Mental health was the number one reason for sickness absence last year, ahead of even Covid-19.  Research from GoodShape’s UK PLC 2021 Workforce Health Report, highlighted that absences from mental health accounted for almost a fifth (19%) of all lost working time in the UK, compared to 16% of absences from Covid-19 related sickness.

The cost of mental health absences is also soaring, with a report from Westfield Health highlighting that the impact of the Covid-19 lockdowns and other restrictions on the nation’s mental health cost UK businesses £14bn in 2020. But Lewis believes National Sickie Day is a chance for employers to step up their support for employee wellbeing.

He says, “The pressures of the pandemic including remote working, home schooling, money and health anxieties will have contributed to rising mental health absences, but as many of us are starting to return to the office, there is a real window of opportunity for employers to increase their support for mental health.”

He believes there are simple and cost-effective changes companies can introduce to better support mental health, which will have a positive impact on employees and on productivity.

Monitor and record absences – Monitoring absences using absence management technology will give a business clear and transparent record of all their absence data in one place. This way important metrics can be monitored including sickness rates, the amount of time lost and the cost of absences. It can also provide insights into patterns and trends, which will help managers better understand who if there are employees who might be suffering from poor mental health.

Talk about mental health – Talking about mental health needs to be normalised to dispel any stigmas.  Encourage leaders and staff to have conservations about mental health and promote an open culture where people feel able to talk to their manager about any concerns.

Appoint Mental Health First Aiders – Having people in the organisation who are trained to support colleagues and to promote mental health awareness could help to break down any stigmas around mental health.

Always do return to work interviews – Absence management software prompts return to work interviews when people are off sick. This can give someone a safe space to discuss any issues and for managers to spot any red flags or areas of concerns. These are vital for picking up early signs something is wrong.

Signpost support – Many companies have access to counselling services or other mental health support through their EAPs. Often employees don’t know these exist, so make sure you remind them. Companies could also signpost other organisations where employees could get help such as the charity Mind and the NHS.
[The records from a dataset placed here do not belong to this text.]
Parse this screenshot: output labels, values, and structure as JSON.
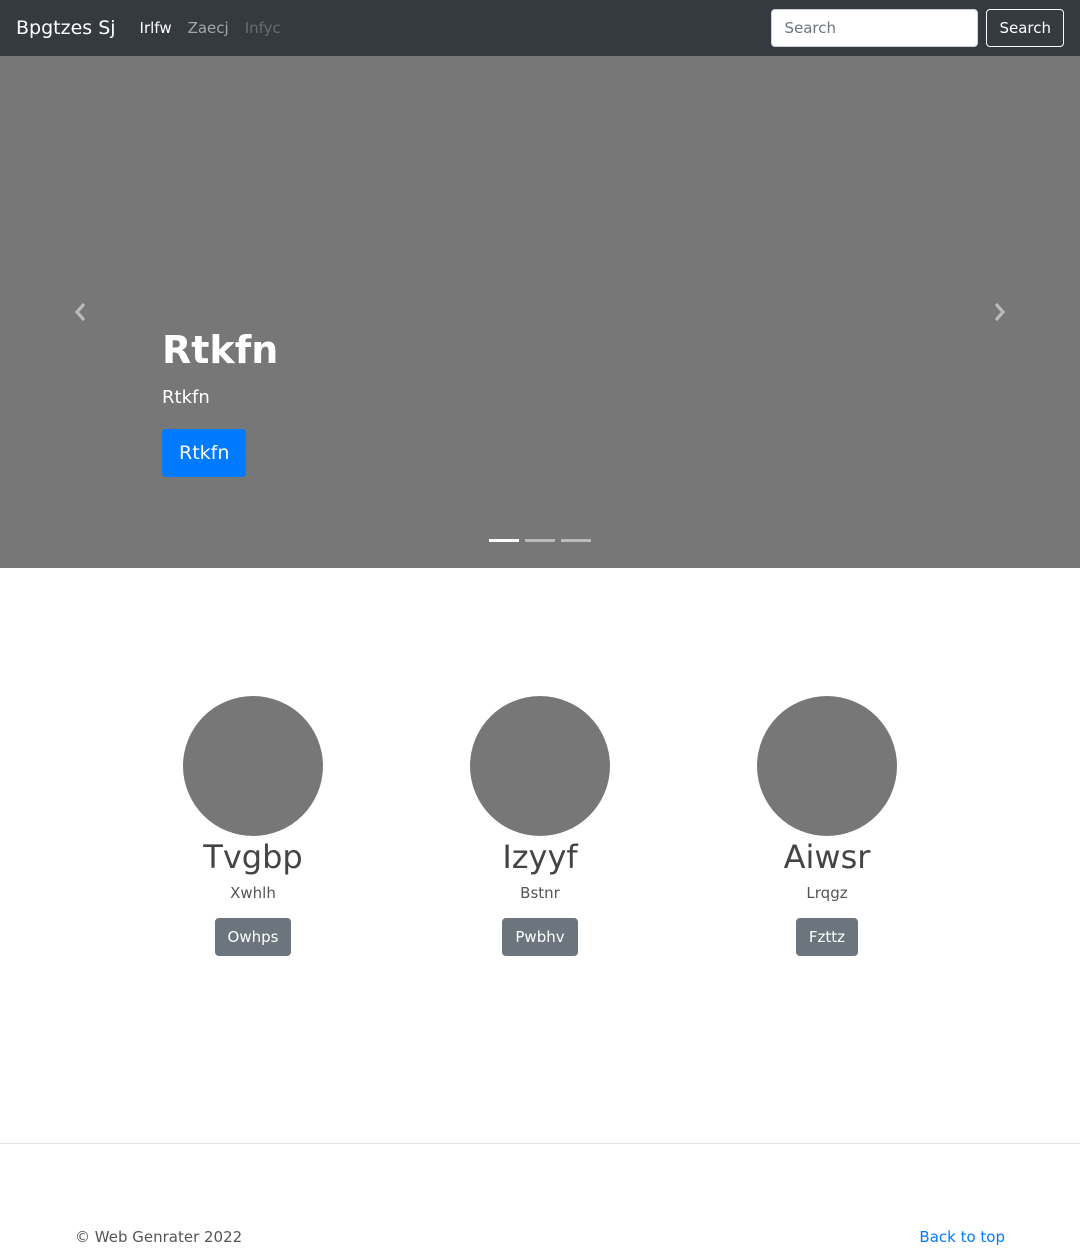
{
  "navbar": {
    "brand": "Bpgtzes Sj",
    "links": [
      {
        "label": "Irlfw",
        "state": "active"
      },
      {
        "label": "Zaecj",
        "state": "normal"
      },
      {
        "label": "Infyc",
        "state": "disabled"
      }
    ],
    "search_placeholder": "Search",
    "search_button": "Search"
  },
  "carousel": {
    "heading": "Rtkfn",
    "text": "Rtkfn",
    "button": "Rtkfn",
    "indicators_count": 3,
    "active_indicator": 0,
    "prev_icon": "chevron-left-icon",
    "next_icon": "chevron-right-icon"
  },
  "columns": [
    {
      "heading": "Tvgbp",
      "text": "Xwhlh",
      "button": "Owhps"
    },
    {
      "heading": "Izyyf",
      "text": "Bstnr",
      "button": "Pwbhv"
    },
    {
      "heading": "Aiwsr",
      "text": "Lrqgz",
      "button": "Fzttz"
    }
  ],
  "footer": {
    "copyright": "© Web Genrater 2022",
    "back_to_top": "Back to top"
  },
  "colors": {
    "navbar_bg": "#343a40",
    "carousel_bg": "#777777",
    "primary": "#007bff",
    "secondary": "#6c757d"
  }
}
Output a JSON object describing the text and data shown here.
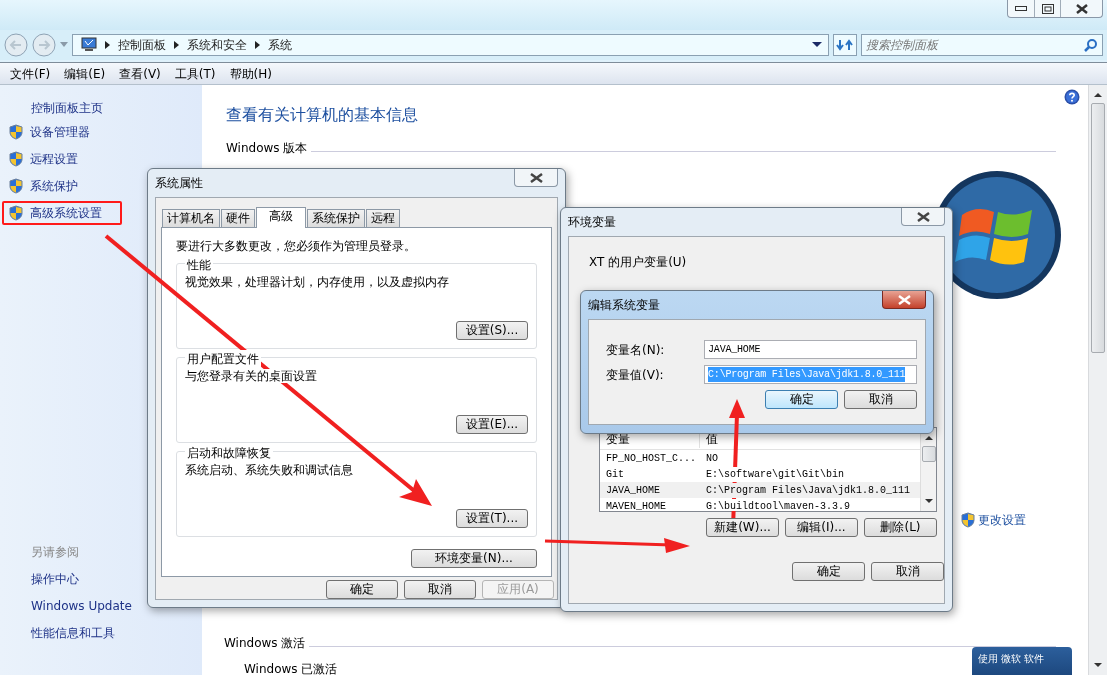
{
  "address_bar": {
    "breadcrumbs": [
      "控制面板",
      "系统和安全",
      "系统"
    ]
  },
  "search": {
    "placeholder": "搜索控制面板"
  },
  "menu": [
    "文件(F)",
    "编辑(E)",
    "查看(V)",
    "工具(T)",
    "帮助(H)"
  ],
  "sidebar": {
    "home": "控制面板主页",
    "items": [
      {
        "label": "设备管理器",
        "highlighted": false
      },
      {
        "label": "远程设置",
        "highlighted": false
      },
      {
        "label": "系统保护",
        "highlighted": false
      },
      {
        "label": "高级系统设置",
        "highlighted": true
      }
    ],
    "see_also_title": "另请参阅",
    "see_also": [
      "操作中心",
      "Windows Update",
      "性能信息和工具"
    ]
  },
  "main": {
    "heading": "查看有关计算机的基本信息",
    "edition_title": "Windows 版本",
    "change_settings": "更改设置",
    "activation_title": "Windows 激活",
    "activation_status": "Windows 已激活",
    "badge": "使用 微软 软件"
  },
  "system_properties": {
    "title": "系统属性",
    "tabs": [
      {
        "label": "计算机名",
        "selected": false
      },
      {
        "label": "硬件",
        "selected": false
      },
      {
        "label": "高级",
        "selected": true
      },
      {
        "label": "系统保护",
        "selected": false
      },
      {
        "label": "远程",
        "selected": false
      }
    ],
    "note": "要进行大多数更改，您必须作为管理员登录。",
    "groups": [
      {
        "title": "性能",
        "text": "视觉效果，处理器计划，内存使用，以及虚拟内存",
        "button": "设置(S)..."
      },
      {
        "title": "用户配置文件",
        "text": "与您登录有关的桌面设置",
        "button": "设置(E)..."
      },
      {
        "title": "启动和故障恢复",
        "text": "系统启动、系统失败和调试信息",
        "button": "设置(T)..."
      }
    ],
    "env_button": "环境变量(N)...",
    "buttons": [
      {
        "label": "确定",
        "disabled": false
      },
      {
        "label": "取消",
        "disabled": false
      },
      {
        "label": "应用(A)",
        "disabled": true
      }
    ]
  },
  "environment_variables": {
    "title": "环境变量",
    "user_group": "XT 的用户变量(U)",
    "system_table": {
      "columns": [
        "变量",
        "值"
      ],
      "rows": [
        {
          "name": "FP_NO_HOST_C...",
          "value": "NO",
          "selected": false
        },
        {
          "name": "Git",
          "value": "E:\\software\\git\\Git\\bin",
          "selected": false
        },
        {
          "name": "JAVA_HOME",
          "value": "C:\\Program Files\\Java\\jdk1.8.0_111",
          "selected": true
        },
        {
          "name": "MAVEN_HOME",
          "value": "G:\\buildtool\\maven-3.3.9",
          "selected": false
        }
      ]
    },
    "row_buttons": [
      "新建(W)...",
      "编辑(I)...",
      "删除(L)"
    ],
    "buttons": [
      "确定",
      "取消"
    ]
  },
  "edit_dialog": {
    "title": "编辑系统变量",
    "fields": [
      {
        "label": "变量名(N):",
        "value": "JAVA_HOME",
        "selected": false
      },
      {
        "label": "变量值(V):",
        "value": "C:\\Program Files\\Java\\jdk1.8.0_111",
        "selected": true
      }
    ],
    "buttons": [
      {
        "label": "确定",
        "default": true
      },
      {
        "label": "取消",
        "default": false
      }
    ]
  }
}
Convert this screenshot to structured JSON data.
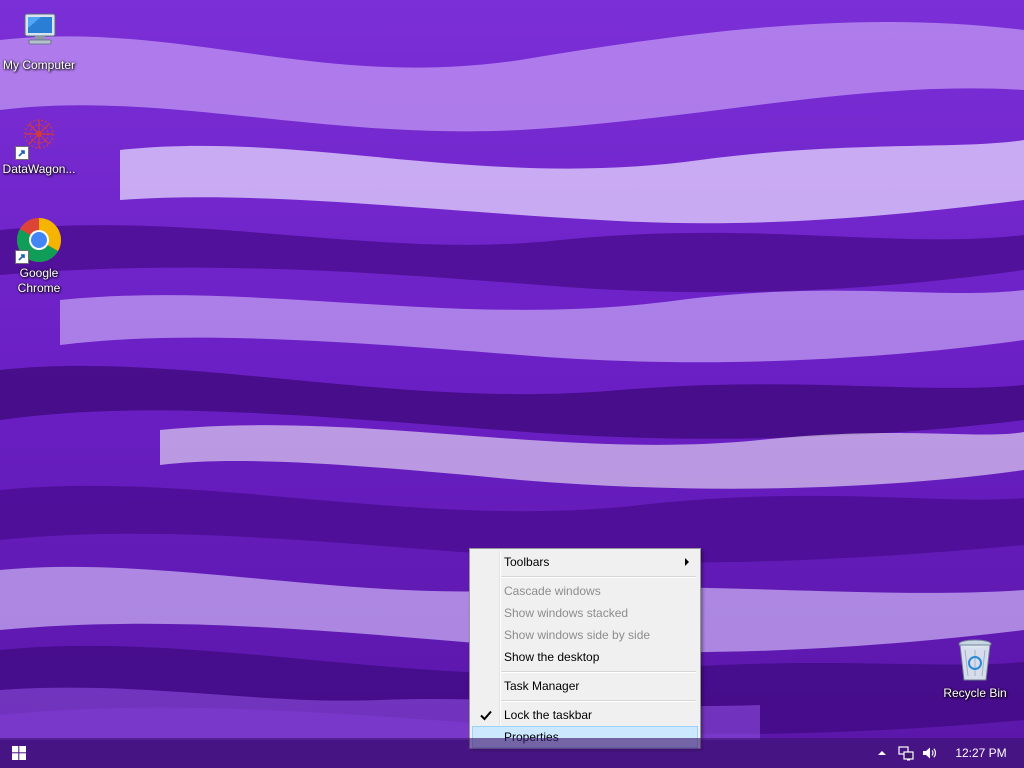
{
  "desktop": {
    "icons": [
      {
        "label": "My Computer",
        "icon": "computer-icon"
      },
      {
        "label": "DataWagon...",
        "icon": "datawagon-icon"
      },
      {
        "label": "Google Chrome",
        "icon": "chrome-icon"
      },
      {
        "label": "Recycle Bin",
        "icon": "recycle-bin-icon"
      }
    ]
  },
  "context_menu": {
    "items": {
      "toolbars": "Toolbars",
      "cascade": "Cascade windows",
      "stacked": "Show windows stacked",
      "side_by_side": "Show windows side by side",
      "show_desktop": "Show the desktop",
      "task_manager": "Task Manager",
      "lock_taskbar": "Lock the taskbar",
      "properties": "Properties"
    },
    "disabled": [
      "Cascade windows",
      "Show windows stacked",
      "Show windows side by side"
    ],
    "checked": "Lock the taskbar",
    "highlighted": "Properties"
  },
  "taskbar": {
    "clock": "12:27 PM",
    "tray_icons": [
      "chevron-up-icon",
      "network-icon",
      "volume-icon"
    ]
  },
  "colors": {
    "wallpaper": "#6a1fc4",
    "menu_background": "#f0f0f0",
    "menu_highlight": "#cce8ff",
    "disabled_text": "#8d8d8d"
  }
}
Encourage staff to have a good work/life balance – Led from the top, companies should encourage people to have a good work/life balance. This could involve allowing them to take regular breaks and time out for exercise or mindfulness during the day. They could also consider more formal wellbeing initiatives such as webinars on financial wellbeing or sleep management. Investing in wellbeing will make a difference to how people feel and demonstrate that their company really cares about their health and wellbeing.